What would motivate Muslims in faraway countries to volunteer for martyrdom? The fact that Palestinians don’t have a state? I don’t think so. It’s more likely that they would do it if they feared their values and way of life were threatened. Even as the cultural left accuses Bush of imperialism in invading Iraq, it deflects attention from its own cultural imperialism aimed at secularizing Muslim society and undermining its patriarchal and traditional values. The liberal “solution” to Islamic fundamentalism is itself a source of Islamic hostility to America.

In one of the reviews of his book that Dsouza whines about, Alan Wolfe explains where this line of “reasoning” leads:

America is fighting two wars simultaneously, he argues, a war against terror abroad and a culture war at home. We should be using the former, less important, one to fight the latter, really crucial, one. The way to do so is to encourage a split between “radical” Muslims like bin Laden, who engage in jihad, and “traditional” Muslims who are conservative in their political views and deeply devout in their religious practices; understanding the radical Muslims, even being sympathetic to some of their complaints, is the best way to win the support of the traditionalists. We should stand with conservative Muslims in protest against the publication of the Danish cartoons that depicted the Prophet Muhammad rather than rallying to the liberal ideal of free speech. We should drop our alliance with decadent Europe and “should openly ally” with “governments that reflect Muslim interests, not … Israeli interests.” And, most important of all, conservative religious believers in America should join forces with conservative religious believers in the Islamic world to combat their common enemy: the cultural left.

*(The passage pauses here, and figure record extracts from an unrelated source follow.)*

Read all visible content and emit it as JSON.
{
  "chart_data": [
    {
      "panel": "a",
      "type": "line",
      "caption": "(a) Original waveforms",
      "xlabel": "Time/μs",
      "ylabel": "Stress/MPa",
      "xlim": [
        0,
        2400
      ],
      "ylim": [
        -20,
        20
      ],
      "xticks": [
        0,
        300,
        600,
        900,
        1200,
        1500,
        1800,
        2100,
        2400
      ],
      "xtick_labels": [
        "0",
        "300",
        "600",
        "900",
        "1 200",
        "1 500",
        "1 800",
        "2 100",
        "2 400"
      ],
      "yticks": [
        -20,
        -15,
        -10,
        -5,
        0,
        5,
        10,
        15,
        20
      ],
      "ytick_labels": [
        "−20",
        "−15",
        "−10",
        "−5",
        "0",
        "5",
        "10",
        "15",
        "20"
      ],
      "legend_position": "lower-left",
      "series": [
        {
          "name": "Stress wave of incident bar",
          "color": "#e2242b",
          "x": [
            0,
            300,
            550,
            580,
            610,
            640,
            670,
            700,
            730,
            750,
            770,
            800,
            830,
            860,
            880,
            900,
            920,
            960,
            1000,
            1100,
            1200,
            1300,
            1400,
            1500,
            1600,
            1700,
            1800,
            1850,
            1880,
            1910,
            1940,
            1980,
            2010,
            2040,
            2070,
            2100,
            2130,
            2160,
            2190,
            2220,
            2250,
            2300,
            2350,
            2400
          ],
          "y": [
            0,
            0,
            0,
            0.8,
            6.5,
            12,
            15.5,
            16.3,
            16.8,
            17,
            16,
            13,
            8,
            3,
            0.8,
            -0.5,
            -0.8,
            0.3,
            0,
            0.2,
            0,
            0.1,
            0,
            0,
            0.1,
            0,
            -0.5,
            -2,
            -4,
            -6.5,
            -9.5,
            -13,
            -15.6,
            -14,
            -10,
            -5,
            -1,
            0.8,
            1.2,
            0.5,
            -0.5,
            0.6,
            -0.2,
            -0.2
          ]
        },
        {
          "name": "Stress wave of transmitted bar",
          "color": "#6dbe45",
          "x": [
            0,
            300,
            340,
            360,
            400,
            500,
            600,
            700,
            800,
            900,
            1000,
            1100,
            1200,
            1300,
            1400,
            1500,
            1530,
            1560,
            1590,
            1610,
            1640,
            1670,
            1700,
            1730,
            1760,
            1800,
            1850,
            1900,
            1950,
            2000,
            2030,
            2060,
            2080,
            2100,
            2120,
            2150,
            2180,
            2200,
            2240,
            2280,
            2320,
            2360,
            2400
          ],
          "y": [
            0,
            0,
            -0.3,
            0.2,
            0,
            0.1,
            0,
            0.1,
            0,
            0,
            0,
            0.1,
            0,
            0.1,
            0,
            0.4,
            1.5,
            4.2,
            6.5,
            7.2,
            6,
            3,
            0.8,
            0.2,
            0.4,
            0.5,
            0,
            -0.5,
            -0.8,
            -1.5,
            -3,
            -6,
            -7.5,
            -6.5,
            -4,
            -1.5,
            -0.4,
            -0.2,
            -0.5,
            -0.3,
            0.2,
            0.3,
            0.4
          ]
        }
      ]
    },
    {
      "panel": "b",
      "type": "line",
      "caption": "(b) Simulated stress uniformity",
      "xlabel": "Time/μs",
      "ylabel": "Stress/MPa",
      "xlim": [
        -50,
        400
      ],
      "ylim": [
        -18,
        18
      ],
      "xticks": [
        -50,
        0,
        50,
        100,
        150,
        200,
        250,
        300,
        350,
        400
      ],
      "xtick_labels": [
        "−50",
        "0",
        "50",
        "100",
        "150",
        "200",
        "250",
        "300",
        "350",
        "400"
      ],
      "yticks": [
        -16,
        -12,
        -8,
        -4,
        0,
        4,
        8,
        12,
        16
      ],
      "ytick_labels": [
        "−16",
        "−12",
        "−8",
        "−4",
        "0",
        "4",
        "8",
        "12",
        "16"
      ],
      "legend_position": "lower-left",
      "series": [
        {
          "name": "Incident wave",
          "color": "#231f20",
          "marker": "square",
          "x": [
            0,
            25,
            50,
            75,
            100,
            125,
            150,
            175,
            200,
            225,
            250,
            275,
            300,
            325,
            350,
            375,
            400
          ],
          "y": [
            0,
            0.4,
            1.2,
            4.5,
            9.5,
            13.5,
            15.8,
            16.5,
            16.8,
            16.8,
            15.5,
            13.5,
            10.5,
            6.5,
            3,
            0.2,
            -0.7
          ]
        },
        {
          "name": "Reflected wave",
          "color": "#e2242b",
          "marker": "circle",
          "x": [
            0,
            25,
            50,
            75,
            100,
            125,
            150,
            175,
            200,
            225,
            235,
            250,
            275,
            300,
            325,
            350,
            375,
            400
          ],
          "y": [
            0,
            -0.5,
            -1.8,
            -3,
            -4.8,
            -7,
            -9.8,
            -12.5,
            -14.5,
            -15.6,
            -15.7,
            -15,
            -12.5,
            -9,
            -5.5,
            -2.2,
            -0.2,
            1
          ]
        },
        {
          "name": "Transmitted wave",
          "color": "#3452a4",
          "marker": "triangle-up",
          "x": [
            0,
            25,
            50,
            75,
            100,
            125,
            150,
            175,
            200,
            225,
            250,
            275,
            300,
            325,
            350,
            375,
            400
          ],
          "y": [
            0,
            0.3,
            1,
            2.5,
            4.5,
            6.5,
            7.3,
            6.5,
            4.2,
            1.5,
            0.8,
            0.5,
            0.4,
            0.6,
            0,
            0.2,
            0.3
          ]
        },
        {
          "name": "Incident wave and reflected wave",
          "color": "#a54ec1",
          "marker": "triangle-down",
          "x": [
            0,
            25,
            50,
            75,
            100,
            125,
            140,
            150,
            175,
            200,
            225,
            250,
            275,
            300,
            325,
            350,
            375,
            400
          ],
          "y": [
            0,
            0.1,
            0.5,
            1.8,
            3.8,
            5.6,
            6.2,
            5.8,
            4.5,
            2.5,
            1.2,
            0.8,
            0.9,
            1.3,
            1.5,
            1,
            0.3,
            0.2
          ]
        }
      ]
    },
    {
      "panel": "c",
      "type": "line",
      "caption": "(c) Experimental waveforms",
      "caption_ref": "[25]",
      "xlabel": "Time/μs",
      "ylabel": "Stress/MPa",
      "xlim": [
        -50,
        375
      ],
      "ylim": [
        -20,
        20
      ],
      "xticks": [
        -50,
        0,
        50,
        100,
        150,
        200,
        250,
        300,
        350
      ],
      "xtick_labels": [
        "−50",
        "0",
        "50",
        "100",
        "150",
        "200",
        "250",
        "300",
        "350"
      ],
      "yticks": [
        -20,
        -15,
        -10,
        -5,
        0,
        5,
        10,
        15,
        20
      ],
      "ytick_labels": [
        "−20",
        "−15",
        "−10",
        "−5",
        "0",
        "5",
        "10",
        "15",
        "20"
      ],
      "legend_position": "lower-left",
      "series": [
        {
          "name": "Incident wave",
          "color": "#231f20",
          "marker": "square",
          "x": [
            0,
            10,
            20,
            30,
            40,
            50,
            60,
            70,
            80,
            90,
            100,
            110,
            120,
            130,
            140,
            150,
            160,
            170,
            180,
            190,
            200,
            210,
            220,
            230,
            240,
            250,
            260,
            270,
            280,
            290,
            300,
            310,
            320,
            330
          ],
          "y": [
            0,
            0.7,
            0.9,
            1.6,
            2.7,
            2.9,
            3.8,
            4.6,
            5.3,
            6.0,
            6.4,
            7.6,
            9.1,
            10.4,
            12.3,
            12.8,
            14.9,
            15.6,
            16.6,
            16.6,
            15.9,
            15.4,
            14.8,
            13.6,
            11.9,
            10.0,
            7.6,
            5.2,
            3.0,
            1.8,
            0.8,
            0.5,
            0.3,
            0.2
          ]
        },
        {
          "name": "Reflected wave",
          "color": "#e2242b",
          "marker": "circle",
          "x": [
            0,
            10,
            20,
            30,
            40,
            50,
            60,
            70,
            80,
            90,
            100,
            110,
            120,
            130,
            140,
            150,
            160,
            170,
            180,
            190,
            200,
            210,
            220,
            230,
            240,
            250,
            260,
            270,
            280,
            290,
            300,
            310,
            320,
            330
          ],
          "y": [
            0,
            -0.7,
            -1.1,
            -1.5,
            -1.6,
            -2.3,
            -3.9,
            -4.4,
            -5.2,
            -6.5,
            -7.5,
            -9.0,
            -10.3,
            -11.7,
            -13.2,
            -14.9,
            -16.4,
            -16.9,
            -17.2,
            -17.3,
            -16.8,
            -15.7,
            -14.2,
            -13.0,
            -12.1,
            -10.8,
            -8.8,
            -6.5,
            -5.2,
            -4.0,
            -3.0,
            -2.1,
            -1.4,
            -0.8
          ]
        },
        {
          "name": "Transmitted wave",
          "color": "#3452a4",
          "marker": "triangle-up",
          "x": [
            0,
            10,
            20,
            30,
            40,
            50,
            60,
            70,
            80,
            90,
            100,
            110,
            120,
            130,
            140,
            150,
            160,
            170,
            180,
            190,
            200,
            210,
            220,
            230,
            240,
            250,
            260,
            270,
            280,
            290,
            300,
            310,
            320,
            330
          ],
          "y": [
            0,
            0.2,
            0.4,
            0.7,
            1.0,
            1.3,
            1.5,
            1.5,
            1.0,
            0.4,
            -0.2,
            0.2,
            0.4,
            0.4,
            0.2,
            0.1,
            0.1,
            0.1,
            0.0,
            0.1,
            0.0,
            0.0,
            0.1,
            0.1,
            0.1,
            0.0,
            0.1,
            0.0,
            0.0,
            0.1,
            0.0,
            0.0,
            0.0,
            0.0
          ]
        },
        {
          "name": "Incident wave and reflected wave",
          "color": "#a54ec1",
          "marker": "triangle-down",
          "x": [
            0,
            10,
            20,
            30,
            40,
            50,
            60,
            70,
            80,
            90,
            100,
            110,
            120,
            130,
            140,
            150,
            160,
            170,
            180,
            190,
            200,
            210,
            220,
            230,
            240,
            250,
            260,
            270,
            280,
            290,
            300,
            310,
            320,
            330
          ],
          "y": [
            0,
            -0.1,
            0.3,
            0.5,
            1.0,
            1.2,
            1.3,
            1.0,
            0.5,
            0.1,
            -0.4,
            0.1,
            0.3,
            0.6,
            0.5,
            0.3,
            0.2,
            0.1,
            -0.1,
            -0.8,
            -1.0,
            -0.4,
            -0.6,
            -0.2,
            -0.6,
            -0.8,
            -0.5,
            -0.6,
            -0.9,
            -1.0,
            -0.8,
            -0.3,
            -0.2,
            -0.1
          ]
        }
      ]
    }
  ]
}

Identifying yourself with America’s great detractors is obviously a risky endeavor when you are a “scholar” at the conservative Hoover Institution, so Dsouza tries to pull a “so’s your old man” maneuver by claiming that the self-same “cultural left” that’s despoiling the world perceives the larger battle just as he does:

Indeed, leftists routinely portray Bush’s war on terrorism as a battle of competing fundamentalisms, Islamic vs. Christian. It is Bush, more than bin Laden, they say, who threatens abortion rights and same-sex marriage and the entire social liberal agenda in the United States. So leftist activists such as Michael Moore and Howard Zinn and Cindy Sheehan seem willing to let the enemy win in Iraq so they can use that defeat in 2008 to rout Bush — their enemy at home.

This isn’t, of course, what most hard-core Left antiwar activists “routinely” say; they tend, in fact, to ascribe economic or militarist motives to Bush’s foreign policies, and often view the cultural aspects of the conflict with Jihadism as phony window-dressing for oil-lust or military contracts. But here’s Dsouza’s most ridiculous misrepresentation of reality:

Now I fear that the extreme cultural left is whispering into the ears of the Democratic Congress. Cut off the funding. Block the increase in troops. Shut down Guantanamo Bay. Lose the war on terrorism — and blame Bush.

This is, to use a technical term, complete crap. If anyone’s “whispering in the ears of the Democratic Congress,” it’s the American people, many of whom have become convinced that Bush’s Iraq policies, not our liberal cultural traditions, are risking defeat in the broader struggle with Jihadism. And if anyone’s being defeatist here, it’s people like Dsouza, who believe this country should blame itself for Jihadism, repudiate our own culture, curtail our own freedoms, and align ourselves with people whose main dissent from al Qaeda’s doctrines is merely tactical.